There’s a myth about autism out there. It’s not any of the ones you’ve probably heard of, because it’s a myth promulgated by actually autistic people themselves. It’s the myth of autistic morality, or, more broadly, the myth of Autistic Exceptionalism.
“Autistic people,” says Pete Wharmby, “often have intensely strong feelings of justice and fairness, to the point where it is seen as a characteristic trait.”
It’s hardly that simple.
When he called the police on black women using glassware beside the pool at his (now-former) apartment complex, Nick Starr-Street told the press that he’s not racist, he’s autistic and has a strong sense of right and wrong. The wrong, for him, was violating a rule against glassware at poolside. Unseen or unacknowledged was the potential greater wrong that could result from calling the police on a group of black women, especially for such a minor infraction.
What’s at work here is not morality, but rigidity. Starr-Street was so locked into the violation of an apartment complex rule that it overtook any other consideration. This was not morality. This was not “justice and fairness” but a reckless, need I say rigid, disregard for justice and fairness.
Later in his thread, Wharmby does discuss this rigidity, but to his mind the autistic’s frequent rigid personal and inward need for and adherence to rules and their consistency somehow automagically transforms into an outward need for the consistent outward application of rules in the polity. I think that’s a leap.
What autistic people tend to have is a behavioral and cognitive rigidity, which when applied in an autistic person who also happens to have a well-developed sense of justice and fairness can be very noticeable and pronounced. I think that’s far more reflective of what’s happening than any inherent sort of mutant-like moral superiority of a Homo Autisticus.
(Wharmby also suggests that autistic people “(generally!) don’t get distracted by emotional issues or [so] bogged down in detail that the main idea is lost” and that this let’s us “focus on the issue completely”. His go-to example is Greta Thunberg, which is weird because that sort of activism isn’t somehow just a big-picture intellectual exercise, it’s profoundly emotional.)
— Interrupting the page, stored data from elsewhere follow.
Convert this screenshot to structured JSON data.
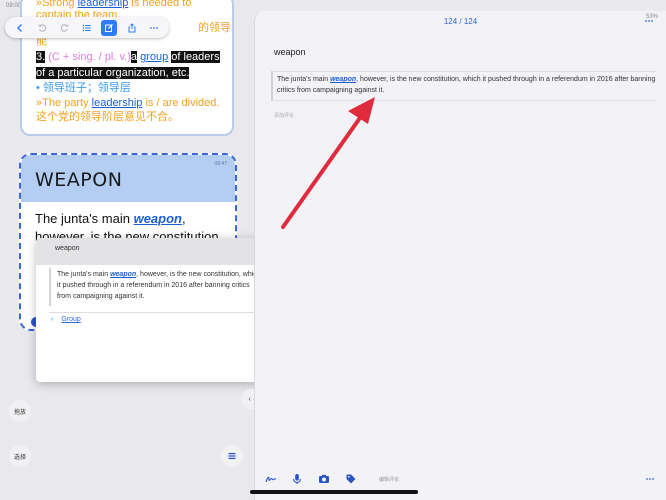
{
  "status": {
    "left_time": "09:00",
    "right_status": "53%"
  },
  "toolbar": {
    "icons": [
      "back-icon",
      "undo-icon",
      "redo-icon",
      "list-icon",
      "edit-icon",
      "share-icon",
      "more-icon"
    ]
  },
  "card1": {
    "line1_prefix": "»Strong ",
    "line1_link": "leadership",
    "line1_suffix": " is needed to",
    "line2": "captain the team.",
    "line3_tail": "的领导才",
    "line4": "能",
    "def_num": "3.",
    "def_pos": "(C + sing. / pl. v.)",
    "def_article": "a",
    "def_link": "group",
    "def_rest": "of leaders",
    "def_line2": "of a particular organization, etc.",
    "zh_def": "• 领导班子；领导层",
    "ex_prefix": "»The party ",
    "ex_link": "leadership",
    "ex_suffix": " is / are divided.",
    "ex_zh": "这个党的领导阶层意见不合。"
  },
  "card2": {
    "title": "WEAPON",
    "time": "09:47",
    "body_prefix": "The junta's main ",
    "body_word": "weapon",
    "body_suffix": ",",
    "body_line2": "however, is the new constitution"
  },
  "popup": {
    "word": "weapon",
    "quote_prefix": "The junta's main ",
    "quote_word": "weapon",
    "quote_suffix": ", however, is the new constitution, which it pushed through in a referendum in 2016 after banning critics from campaigning against it.",
    "group_label": "Group"
  },
  "sidebar": {
    "drag_label": "拖放",
    "select_label": "选择"
  },
  "nav_pill": "‹ · ›",
  "right": {
    "counter": "124 / 124",
    "word": "weapon",
    "quote_prefix": "The junta's main ",
    "quote_word": "weapon",
    "quote_suffix": ", however, is the new constitution, which it pushed through in a referendum in 2016 after banning critics from campaigning against it.",
    "add_comment": "添加评论",
    "bottom_comment": "编辑评论",
    "bottom_icons": [
      "handwriting-icon",
      "microphone-icon",
      "camera-icon",
      "tag-icon"
    ]
  },
  "colors": {
    "accent": "#2f7df6",
    "highlight_red": "#e02b3d",
    "card_header": "#b3cdf3",
    "orange_text": "#f0a21f"
  }
}
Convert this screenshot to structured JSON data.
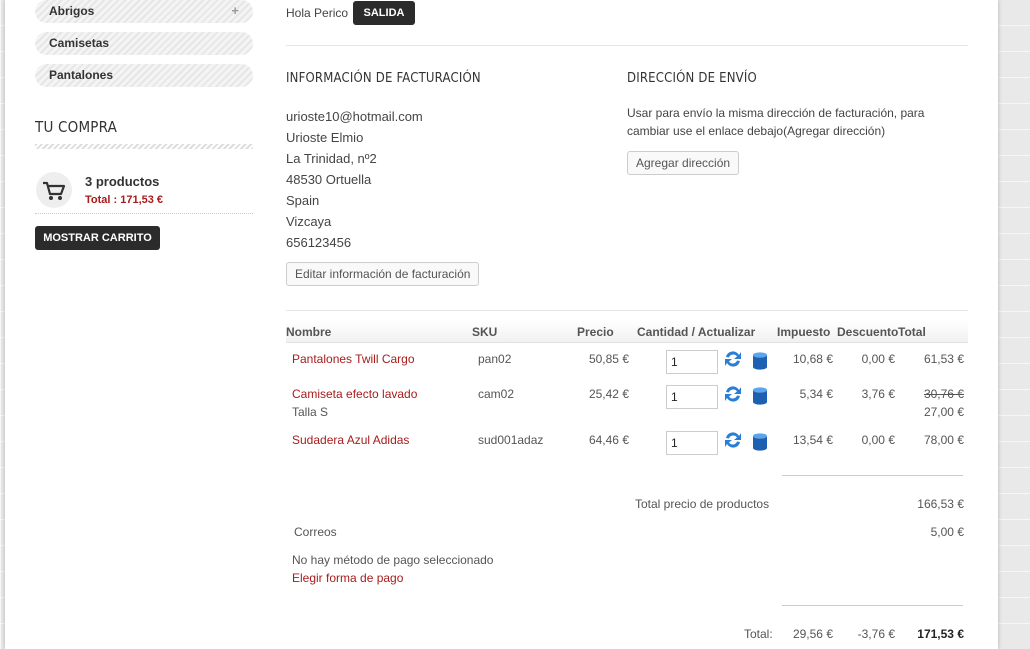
{
  "sidebar": {
    "categories": [
      {
        "label": "Abrigos",
        "expand": "+"
      },
      {
        "label": "Camisetas"
      },
      {
        "label": "Pantalones"
      }
    ],
    "cart_title": "TU COMPRA",
    "cart_count": "3 productos",
    "cart_total": "Total : 171,53 €",
    "show_cart_label": "MOSTRAR CARRITO"
  },
  "header": {
    "greeting": "Hola Perico",
    "logout_label": "SALIDA"
  },
  "billing": {
    "title": "INFORMACIÓN DE FACTURACIÓN",
    "lines": [
      "urioste10@hotmail.com",
      "Urioste Elmio",
      "La Trinidad, nº2",
      "48530 Ortuella",
      "Spain",
      "Vizcaya",
      "656123456"
    ],
    "edit_label": "Editar información de facturación"
  },
  "shipping": {
    "title": "DIRECCIÓN DE ENVÍO",
    "text": "Usar para envío la misma dirección de facturación, para cambiar use el enlace debajo(Agregar dirección)",
    "add_label": "Agregar dirección"
  },
  "table": {
    "headers": {
      "name": "Nombre",
      "sku": "SKU",
      "price": "Precio",
      "qty": "Cantidad / Actualizar",
      "tax": "Impuesto",
      "discount": "Descuento",
      "total": "Total"
    },
    "rows": [
      {
        "name": "Pantalones Twill Cargo",
        "variant": "",
        "sku": "pan02",
        "price": "50,85 €",
        "qty": "1",
        "tax": "10,68 €",
        "discount": "0,00 €",
        "total": "61,53 €",
        "old_total": ""
      },
      {
        "name": "Camiseta efecto lavado",
        "variant": "Talla S",
        "sku": "cam02",
        "price": "25,42 €",
        "qty": "1",
        "tax": "5,34 €",
        "discount": "3,76 €",
        "total": "27,00 €",
        "old_total": "30,76 €"
      },
      {
        "name": "Sudadera Azul Adidas",
        "variant": "",
        "sku": "sud001adaz",
        "price": "64,46 €",
        "qty": "1",
        "tax": "13,54 €",
        "discount": "0,00 €",
        "total": "78,00 €",
        "old_total": ""
      }
    ]
  },
  "summary": {
    "products_label": "Total precio de productos",
    "products_total": "166,53 €",
    "shipping_method": "Correos",
    "shipping_cost": "5,00 €",
    "payment_note": "No hay método de pago seleccionado",
    "payment_link": "Elegir forma de pago",
    "total_label": "Total:",
    "total_tax": "29,56 €",
    "total_discount": "-3,76 €",
    "grand_total": "171,53 €"
  },
  "colors": {
    "accent_red": "#a81c1c",
    "dark_button": "#2b2b2b",
    "icon_blue": "#2a7fd4"
  },
  "icons": {
    "cart": "shopping-cart-icon",
    "refresh": "refresh-icon",
    "delete": "trash-icon"
  }
}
Over the course of his thread, I think Wharmby gets really close to spotting that the key here is rigidity which happens in some autistic people to coincide with a sense of justice and fairness, but every time can’t seem to help but warp it into the exceptionalism narrative instead. He posits a lack of deference to authority as an autistic trait, but, again, you can’t just make the leap to an inherent moral sense of flat hierachies and equality without first examining if it’s simply a rigid manner of dealing with people, because it’s consistent, which is better personally for the brain of the autistic.
The idea that we might talk to our boss like we’d talk to anyone else doesn’t mean we have a belief in “a good, egalitarian thing”. It might just mean we have a psychological need for consistency and a neurological penchant for impulsivity.
As I’ve written before, autistic people are fond of exploding the myths told about them by neurotypical society. I wish we could avoid pushing myths of our own in the process.